Apple has announced it will begin shipping Mac OS X 10.5 “Leopard” on Friday, October 26 for $129. Mac OS X 10.5 was originally slated to ship earlier in 2007, but last April the company delayed the release until October after shifting developers and resources to its high-profile iPhone. Apple has also announced it will be shipping Mac OS X 10.5 Server (a.k.a. Leopard Server) on October 26.
As with previous released of Mac OS X, Apple will not be offering upgrade pricing for Leopard—$129 is the price everyone will pay, although a $199 five-user “Family Pack” will also be available. Customers who purchased a new Mac on or after October 1, 2007 will be eligible to receive Mac OS X 10.5 Leopard for a $9.95 shipping and handling fee. Leopard Server is priced at $499 for a 10-client edition and $999 for unlimited-client edition.
“Leopard, the sixth major release of Mac OS X, is the best upgrade we’ve ever released,” said Apple CEO Steve Jobs in a statement. “And everyone gets the ‘Ultimate’ version, packed with all the new innovative features, for just $129.”
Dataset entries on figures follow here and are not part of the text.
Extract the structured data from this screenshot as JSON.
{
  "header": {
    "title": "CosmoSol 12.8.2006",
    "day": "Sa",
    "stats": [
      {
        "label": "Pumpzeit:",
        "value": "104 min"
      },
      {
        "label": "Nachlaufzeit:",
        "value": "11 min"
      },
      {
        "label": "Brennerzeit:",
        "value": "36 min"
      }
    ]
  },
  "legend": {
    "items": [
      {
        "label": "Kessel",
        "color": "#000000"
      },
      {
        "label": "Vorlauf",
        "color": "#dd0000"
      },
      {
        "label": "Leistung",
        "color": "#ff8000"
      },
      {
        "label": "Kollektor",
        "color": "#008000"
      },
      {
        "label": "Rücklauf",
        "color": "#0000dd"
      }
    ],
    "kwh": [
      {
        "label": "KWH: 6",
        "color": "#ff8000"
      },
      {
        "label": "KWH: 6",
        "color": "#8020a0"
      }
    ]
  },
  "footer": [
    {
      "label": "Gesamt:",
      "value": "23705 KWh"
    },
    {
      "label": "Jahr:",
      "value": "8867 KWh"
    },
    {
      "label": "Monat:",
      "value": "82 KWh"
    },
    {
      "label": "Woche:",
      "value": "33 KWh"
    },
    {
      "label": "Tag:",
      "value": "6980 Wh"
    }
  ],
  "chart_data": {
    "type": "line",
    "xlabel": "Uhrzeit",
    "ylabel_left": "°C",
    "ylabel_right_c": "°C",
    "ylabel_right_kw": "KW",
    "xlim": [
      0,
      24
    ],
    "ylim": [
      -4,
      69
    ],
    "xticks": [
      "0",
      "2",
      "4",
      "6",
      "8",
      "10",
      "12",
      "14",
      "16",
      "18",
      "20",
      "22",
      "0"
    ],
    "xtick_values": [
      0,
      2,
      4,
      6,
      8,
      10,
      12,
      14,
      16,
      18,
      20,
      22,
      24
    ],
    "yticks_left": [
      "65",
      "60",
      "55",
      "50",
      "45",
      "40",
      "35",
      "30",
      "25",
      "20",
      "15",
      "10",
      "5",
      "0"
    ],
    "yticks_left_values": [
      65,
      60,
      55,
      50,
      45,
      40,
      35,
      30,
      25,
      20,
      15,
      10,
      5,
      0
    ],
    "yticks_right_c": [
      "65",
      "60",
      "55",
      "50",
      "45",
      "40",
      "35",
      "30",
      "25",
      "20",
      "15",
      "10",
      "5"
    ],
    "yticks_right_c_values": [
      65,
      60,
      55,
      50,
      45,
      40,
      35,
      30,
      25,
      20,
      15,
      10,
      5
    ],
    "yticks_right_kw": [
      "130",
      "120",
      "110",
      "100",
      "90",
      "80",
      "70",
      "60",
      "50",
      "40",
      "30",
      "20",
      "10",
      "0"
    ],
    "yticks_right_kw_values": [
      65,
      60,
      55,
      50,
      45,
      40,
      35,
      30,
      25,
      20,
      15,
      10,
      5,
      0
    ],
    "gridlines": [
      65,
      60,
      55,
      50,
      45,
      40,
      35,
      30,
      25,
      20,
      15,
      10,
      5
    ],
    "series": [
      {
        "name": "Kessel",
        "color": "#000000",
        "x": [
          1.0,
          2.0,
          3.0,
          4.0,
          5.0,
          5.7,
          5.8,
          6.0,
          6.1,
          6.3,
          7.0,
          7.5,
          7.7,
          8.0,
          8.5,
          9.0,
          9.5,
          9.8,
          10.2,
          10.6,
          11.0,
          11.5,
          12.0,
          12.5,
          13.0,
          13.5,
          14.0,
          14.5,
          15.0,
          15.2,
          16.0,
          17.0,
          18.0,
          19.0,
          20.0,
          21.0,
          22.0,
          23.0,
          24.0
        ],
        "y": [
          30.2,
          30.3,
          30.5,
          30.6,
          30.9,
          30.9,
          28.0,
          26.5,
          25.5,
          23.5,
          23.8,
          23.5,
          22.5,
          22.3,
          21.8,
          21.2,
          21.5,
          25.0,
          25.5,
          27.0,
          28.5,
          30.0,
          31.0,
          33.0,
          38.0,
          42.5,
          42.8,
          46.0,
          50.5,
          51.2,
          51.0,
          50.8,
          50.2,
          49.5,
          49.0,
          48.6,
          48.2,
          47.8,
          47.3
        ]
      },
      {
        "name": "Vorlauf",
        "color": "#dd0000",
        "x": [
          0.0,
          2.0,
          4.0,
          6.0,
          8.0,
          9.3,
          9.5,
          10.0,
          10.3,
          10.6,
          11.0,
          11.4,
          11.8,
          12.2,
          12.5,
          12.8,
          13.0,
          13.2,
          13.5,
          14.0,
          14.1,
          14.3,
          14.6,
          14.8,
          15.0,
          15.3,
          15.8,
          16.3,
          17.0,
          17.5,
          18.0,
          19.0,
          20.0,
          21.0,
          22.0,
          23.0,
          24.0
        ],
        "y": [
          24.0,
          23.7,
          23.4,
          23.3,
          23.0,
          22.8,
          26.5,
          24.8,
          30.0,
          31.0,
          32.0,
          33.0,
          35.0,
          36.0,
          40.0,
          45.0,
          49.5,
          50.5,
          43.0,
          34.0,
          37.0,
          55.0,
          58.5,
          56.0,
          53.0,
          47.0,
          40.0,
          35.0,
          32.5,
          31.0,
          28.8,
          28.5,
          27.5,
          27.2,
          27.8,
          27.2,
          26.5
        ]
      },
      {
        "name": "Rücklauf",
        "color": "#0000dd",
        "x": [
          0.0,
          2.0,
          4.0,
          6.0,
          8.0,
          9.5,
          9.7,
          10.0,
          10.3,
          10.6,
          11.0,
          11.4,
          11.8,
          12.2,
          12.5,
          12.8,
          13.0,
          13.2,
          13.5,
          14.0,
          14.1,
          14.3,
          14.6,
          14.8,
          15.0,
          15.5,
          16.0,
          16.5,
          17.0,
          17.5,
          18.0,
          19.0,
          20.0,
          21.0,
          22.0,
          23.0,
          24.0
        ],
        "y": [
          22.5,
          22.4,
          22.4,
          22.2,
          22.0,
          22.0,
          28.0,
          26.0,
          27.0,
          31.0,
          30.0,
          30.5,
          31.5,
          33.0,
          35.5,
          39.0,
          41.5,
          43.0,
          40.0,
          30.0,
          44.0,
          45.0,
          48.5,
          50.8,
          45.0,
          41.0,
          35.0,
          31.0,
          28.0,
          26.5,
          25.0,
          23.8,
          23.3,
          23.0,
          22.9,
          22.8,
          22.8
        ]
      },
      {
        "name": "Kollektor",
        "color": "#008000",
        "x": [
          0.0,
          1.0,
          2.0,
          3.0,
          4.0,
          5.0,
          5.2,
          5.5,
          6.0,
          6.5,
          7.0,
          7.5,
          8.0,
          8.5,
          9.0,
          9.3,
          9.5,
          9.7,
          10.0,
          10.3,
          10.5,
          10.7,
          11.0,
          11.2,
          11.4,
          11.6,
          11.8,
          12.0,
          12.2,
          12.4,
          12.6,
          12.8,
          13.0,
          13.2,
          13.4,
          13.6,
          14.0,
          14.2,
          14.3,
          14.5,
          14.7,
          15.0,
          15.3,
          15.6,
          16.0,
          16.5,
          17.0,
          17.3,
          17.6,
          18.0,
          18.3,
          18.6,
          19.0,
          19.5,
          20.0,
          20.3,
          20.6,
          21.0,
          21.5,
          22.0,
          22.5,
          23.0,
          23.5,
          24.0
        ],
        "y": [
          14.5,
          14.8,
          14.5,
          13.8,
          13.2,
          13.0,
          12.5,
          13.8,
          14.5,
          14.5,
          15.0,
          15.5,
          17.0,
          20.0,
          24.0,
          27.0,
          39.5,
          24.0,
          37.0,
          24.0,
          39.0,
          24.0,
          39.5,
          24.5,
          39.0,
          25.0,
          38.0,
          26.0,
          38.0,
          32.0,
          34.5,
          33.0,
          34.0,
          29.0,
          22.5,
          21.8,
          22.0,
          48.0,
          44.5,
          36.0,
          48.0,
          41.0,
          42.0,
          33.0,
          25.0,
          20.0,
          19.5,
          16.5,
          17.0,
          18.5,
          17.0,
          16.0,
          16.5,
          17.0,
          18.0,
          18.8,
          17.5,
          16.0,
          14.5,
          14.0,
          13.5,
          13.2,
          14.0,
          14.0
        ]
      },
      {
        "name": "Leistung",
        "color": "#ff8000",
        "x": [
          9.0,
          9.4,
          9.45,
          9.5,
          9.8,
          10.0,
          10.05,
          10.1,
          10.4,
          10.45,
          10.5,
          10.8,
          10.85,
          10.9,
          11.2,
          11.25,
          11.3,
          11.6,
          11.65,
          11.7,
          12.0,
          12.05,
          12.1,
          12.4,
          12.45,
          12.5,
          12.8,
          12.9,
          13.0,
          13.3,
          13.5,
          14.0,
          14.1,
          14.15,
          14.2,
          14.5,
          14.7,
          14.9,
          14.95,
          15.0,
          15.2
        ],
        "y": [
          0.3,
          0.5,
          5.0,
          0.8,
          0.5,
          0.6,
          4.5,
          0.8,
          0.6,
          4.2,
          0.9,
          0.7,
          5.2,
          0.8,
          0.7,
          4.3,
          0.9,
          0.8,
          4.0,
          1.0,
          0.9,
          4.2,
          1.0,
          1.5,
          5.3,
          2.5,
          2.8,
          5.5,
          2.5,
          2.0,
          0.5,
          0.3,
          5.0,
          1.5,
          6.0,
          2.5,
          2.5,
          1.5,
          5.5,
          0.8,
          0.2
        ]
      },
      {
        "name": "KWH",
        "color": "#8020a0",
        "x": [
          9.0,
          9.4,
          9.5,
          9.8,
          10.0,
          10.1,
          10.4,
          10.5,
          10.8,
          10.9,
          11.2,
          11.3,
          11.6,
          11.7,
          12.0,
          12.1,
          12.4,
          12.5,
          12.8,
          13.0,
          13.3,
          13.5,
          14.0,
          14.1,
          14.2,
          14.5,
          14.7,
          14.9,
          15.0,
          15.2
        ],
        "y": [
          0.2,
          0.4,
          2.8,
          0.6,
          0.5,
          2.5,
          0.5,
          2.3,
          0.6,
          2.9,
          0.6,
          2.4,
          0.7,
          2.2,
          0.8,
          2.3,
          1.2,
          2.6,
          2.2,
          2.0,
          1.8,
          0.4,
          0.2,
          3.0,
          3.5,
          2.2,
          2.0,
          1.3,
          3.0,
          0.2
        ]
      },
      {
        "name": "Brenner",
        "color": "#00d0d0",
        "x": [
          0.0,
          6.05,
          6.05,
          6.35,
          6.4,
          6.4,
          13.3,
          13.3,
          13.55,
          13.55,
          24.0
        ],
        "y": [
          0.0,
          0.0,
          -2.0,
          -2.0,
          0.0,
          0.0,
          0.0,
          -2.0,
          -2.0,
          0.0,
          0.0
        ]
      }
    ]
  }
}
Leopard offers Mac OS X users a host of new features, including a reworked Finder with an iTunes-like interface and a 3D Dock, file organization using “Stacks,” an iTunes-like Cover Flow view of files, and a new Quick Look feature that enables users to examine the contents of most common file types without launching a separate application. Leopard also features an integrated backup system (Time Machine) which lets users take their Macs “back in time” to a particular point, or just go back to get an older version of a particular file, and “Spaces,” a sort of virtual desktop feature which enables users to organize windows and applications into discrete onscreen groups. Leopard also includes a final release of Apple’s Boot Camp technology which enables users of Intel-based Macs to boot into Windows (note that beta versions of Boot Camp which have been available for Mac OS X 10.4 Tiger technically expire when Leopard is released). Leopard also features updates to Mac OS X applications and features like Mail (with RSS support), iChat, Front Row, Dashboard, and Spotlight.
Mac OS X 10.5 Leopard also comes with some controversial design choices. For one thing, Leopard drops all support for “Classic,” a compatibility layer which enabled owners of PowerPC-based Macs run software designed for Mac OS 9 or even earlier versions of the Macintosh operating system. Users who depend on older Mac OS software will either not be able to upgrade to Leopard, or will face significant additional costs to migrate to Mac OS X native version of needed applications—and, in many cases, Mac OS X equivalents simply don’t exist. However, owners of Apple’ more-recent Intel-based Macintosh systems have never been able to run Classic anyway.
Mac OS X 10.5 requires an Mac with an Intel processor or PowerPC G4 or G5 processor, and at least 512 MB of RAM.